Indian corporate houses are way behind the $50-million ceiling set by the Reserve Bank of India (RBI) for them to repurchase their foreign currency convertible bonds (FCCB) through internal accruals.

Investment banking experts say that finding a seller at the right price is a challenge before companies planning to repurchase their bonds.

“FCCB is not a highly liquid market,” said Sanjay Bhandarkar, Managing Director, N M Rothschild & Sons (India), a global investment banking firm. “Supply of people willing to sell the convertibles at the current low prices is less,” he said.

According to the Bombay Stock Exchange (BSE) data, only five companies have so far exercised the repurchase option since RBI approved such buybacks in December 2008. Mobile service provider Reliance Communications has re-purchased the maximum $35 million worth of FCCBs in two trenches. Delhi-based pharmaceutical company Jubilant Organosys has so far purchased the second-largest $11.1 million worth of such bonds. Besides, Radico Khaitan, Moser Baer and Mahindra & Mahindra have bought back $10 million, $4 million and $3.5 million worth of FCCBs respectively.

 

“Any buyback of high amounts would push the bond price, making the repurchase costlier,” said Sanjay Bansal, Managing Director of Ambit Corporate Finance.

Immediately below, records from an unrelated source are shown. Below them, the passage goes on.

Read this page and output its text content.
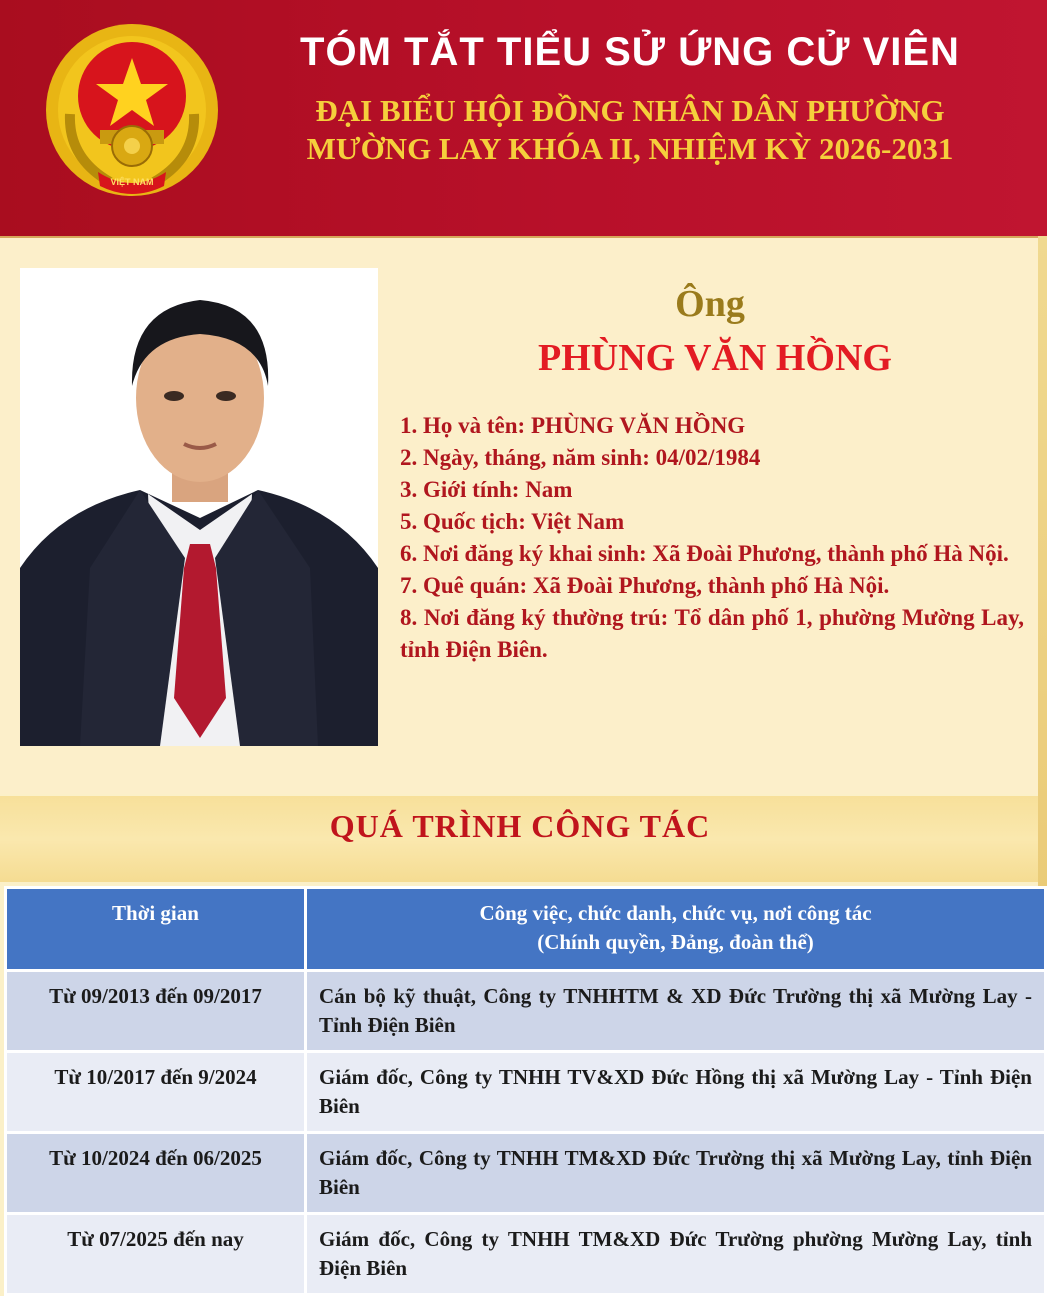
VIỆT NAM
TÓM TẮT TIỂU SỬ ỨNG CỬ VIÊN
ĐẠI BIỂU HỘI ĐỒNG NHÂN DÂN PHƯỜNG
MƯỜNG LAY KHÓA II, NHIỆM KỲ 2026-2031
Ông
PHÙNG VĂN HỒNG
1. Họ và tên: PHÙNG VĂN HỒNG
2. Ngày, tháng, năm sinh: 04/02/1984
3. Giới tính: Nam
5. Quốc tịch: Việt Nam
6. Nơi đăng ký khai sinh: Xã Đoài Phương, thành phố Hà Nội.
7. Quê quán: Xã Đoài Phương, thành phố Hà Nội.
8. Nơi đăng ký thường trú: Tổ dân phố 1, phường Mường Lay, tỉnh Điện Biên.
QUÁ TRÌNH CÔNG TÁC
Thời gian	Công việc, chức danh, chức vụ, nơi công tác
(Chính quyền, Đảng, đoàn thể)

Từ 09/2013 đến 09/2017	Cán bộ kỹ thuật, Công ty TNHHTM & XD Đức Trường thị xã Mường Lay - Tỉnh Điện Biên
Từ 10/2017 đến 9/2024	Giám đốc, Công ty TNHH TV&XD Đức Hồng thị xã Mường Lay - Tỉnh Điện Biên
Từ 10/2024 đến 06/2025	Giám đốc, Công ty TNHH TM&XD Đức Trường thị xã Mường Lay, tỉnh Điện Biên
Từ 07/2025 đến nay	Giám đốc, Công ty TNHH TM&XD Đức Trường phường Mường Lay, tỉnh Điện Biên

Companies’ requirement of cash for other business purposes in a period of economic slowdown could also pose a challenge to their high-value buyback ambition.

FCCBs are usually issued to banks, hedge funds or covert investors. They eventually resell it to other such buyers. Tracing a willing seller and negotiating for the right price is the challenge.

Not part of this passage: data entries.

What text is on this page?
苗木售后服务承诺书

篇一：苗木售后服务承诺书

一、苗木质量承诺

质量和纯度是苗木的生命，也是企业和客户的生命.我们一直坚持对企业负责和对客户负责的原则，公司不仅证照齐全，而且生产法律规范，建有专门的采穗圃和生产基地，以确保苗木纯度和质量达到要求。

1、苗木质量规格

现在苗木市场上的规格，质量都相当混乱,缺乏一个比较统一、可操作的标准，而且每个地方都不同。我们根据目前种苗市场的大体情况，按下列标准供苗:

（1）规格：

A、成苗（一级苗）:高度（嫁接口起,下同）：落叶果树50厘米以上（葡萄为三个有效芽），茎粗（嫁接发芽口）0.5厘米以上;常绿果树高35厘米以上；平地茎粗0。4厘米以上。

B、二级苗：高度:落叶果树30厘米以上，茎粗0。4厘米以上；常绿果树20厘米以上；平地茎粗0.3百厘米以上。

According to BSE announcements, there are 13 companies that have received the approval from their respective boards to buy back their convertible bonds. They are now in the process of searching a seller and negotiating the price. The apex bank has kept the window for the repurchase open till March 31.

According to an estimate, over 200 Indian firms have taken this route in around three years to raise funds. Companies expected bond-holders to convert them into equity. But with the downturn in the global equity market, these bonds are now priced much higher than a company’s stock price.

If not converted, companies would have to repay the debt at the time of maturity, which would increase the financial burden of the cash-strapped firms. This is the reason corporate houses want to buy their bonds back.